Reference no: EM132948233
Question -
Part A: Organic Growth Company is presently selling new products. To stimulate interest, it has decided to grant to five of its largest customers the unconditional right of return to these products if not fully satisfied. Organic Growth allows these customers to return these products within four months for full cash refunds. On January 1, 2019, Organic Growth sells products to these customers for $1,500,000 cash. The cost of sold products is $750,000 for Organic Growth. In the meanwhile, Organic Growth estimates that the probability of returns is 20% and it uses the expected value method (probability-weighted amount) to predict the revenues.
On April 30, 2019 (the last day valid for product returns), one customer actually returns the products with a selling price of $100,000. There are no product returns in any other days during this period. Other customers also confirm that they will not return products.

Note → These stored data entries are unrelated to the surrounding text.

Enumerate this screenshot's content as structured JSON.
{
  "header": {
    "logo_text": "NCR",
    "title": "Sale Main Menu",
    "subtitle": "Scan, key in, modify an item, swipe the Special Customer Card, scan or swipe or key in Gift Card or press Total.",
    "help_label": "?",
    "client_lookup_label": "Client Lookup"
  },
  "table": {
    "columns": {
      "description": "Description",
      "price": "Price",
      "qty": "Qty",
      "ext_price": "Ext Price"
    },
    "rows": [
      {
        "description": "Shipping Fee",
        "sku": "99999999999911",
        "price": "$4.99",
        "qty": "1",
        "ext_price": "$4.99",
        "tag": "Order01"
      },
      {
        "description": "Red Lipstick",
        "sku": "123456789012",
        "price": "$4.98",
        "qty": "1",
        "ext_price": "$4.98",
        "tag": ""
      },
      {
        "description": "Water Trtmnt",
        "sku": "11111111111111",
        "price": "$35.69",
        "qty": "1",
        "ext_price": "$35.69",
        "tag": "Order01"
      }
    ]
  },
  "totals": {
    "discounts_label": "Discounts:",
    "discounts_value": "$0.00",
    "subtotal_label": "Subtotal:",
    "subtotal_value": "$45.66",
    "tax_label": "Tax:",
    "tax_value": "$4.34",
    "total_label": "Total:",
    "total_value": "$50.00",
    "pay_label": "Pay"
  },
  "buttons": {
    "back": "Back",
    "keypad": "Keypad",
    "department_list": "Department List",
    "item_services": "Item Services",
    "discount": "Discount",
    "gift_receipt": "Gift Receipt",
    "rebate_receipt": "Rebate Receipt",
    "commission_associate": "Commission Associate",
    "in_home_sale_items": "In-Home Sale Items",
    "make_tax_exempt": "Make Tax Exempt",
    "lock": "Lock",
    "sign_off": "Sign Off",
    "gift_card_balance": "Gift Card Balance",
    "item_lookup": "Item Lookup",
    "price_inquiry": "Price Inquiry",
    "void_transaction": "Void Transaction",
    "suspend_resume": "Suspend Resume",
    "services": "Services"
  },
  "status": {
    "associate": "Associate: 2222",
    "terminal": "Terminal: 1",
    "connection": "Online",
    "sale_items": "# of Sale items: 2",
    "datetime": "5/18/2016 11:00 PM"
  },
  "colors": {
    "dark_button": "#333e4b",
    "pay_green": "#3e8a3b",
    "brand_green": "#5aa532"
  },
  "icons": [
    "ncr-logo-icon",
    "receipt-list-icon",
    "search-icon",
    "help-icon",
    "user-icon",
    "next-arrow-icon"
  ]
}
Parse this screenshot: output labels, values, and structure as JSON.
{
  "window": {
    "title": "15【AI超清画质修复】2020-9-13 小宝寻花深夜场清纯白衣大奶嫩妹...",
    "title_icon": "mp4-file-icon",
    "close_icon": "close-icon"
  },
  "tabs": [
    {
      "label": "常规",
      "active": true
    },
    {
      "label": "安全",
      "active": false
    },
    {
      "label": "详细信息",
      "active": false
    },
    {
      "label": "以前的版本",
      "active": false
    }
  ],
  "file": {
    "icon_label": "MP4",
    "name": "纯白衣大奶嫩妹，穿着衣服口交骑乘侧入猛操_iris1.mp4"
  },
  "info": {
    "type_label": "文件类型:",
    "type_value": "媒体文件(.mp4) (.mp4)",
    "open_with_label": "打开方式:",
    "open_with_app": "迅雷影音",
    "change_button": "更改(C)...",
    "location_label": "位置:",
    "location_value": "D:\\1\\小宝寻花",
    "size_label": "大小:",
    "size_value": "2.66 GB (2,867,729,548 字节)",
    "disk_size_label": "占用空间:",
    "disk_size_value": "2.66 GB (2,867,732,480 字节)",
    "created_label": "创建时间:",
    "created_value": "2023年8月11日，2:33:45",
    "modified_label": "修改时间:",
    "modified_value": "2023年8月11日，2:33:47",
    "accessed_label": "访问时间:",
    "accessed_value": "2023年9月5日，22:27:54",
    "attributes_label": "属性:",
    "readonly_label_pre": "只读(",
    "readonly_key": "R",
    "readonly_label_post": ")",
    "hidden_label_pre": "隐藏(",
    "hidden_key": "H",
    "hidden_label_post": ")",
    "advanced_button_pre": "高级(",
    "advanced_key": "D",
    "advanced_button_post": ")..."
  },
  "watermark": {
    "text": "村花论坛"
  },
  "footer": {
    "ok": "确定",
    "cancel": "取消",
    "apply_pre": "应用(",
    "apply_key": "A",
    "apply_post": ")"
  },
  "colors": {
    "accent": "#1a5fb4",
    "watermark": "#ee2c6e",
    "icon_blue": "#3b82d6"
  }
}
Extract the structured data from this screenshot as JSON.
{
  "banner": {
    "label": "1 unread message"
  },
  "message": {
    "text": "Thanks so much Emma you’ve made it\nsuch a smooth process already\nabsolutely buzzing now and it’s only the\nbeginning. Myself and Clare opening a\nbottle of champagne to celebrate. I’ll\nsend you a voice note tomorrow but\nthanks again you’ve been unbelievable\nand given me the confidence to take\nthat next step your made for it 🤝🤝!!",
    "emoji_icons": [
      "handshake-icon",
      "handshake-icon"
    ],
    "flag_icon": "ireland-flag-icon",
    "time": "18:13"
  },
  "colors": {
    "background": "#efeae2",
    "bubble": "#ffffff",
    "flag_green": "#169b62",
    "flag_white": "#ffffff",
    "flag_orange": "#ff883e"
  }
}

Required: Prepare journal entries on January 1, 2019 and April 30, 2019.
Part B: On August 1, 2019, Brady Ltd. entered into a contract to sell equipment to Flush Corporation for $80,000 (cash sale on August 1). At the same time, both companies agreed that Brady Ltd. should repurchase the same equipment from Flush Corporation on June 30,2020, for a price of $85,500 (cash repurchase).
Required: Prepare journal entries for Flush Corp. on three dates; August 1, 2019, December 31, 2019, and June 30, 2020.
Part C: Park-n-Shop is promoting a deal. For a single purchase of $500, the customer can choose to get a $50 voucher for next purchase as long as the customer posts an advertisement on the Facebook. Under this deal, the customers needs to pay $520 for the current purchase (i.e., if the customer takes the deal, she or he pays $20 more). The fair value of Facebook advertisement is $20 for each post.
Required: Prepare journal entries for Park-n-Shop when a customer purchased $500 goods and chose to take this deal. You don't need to record the inventory-related journal entry.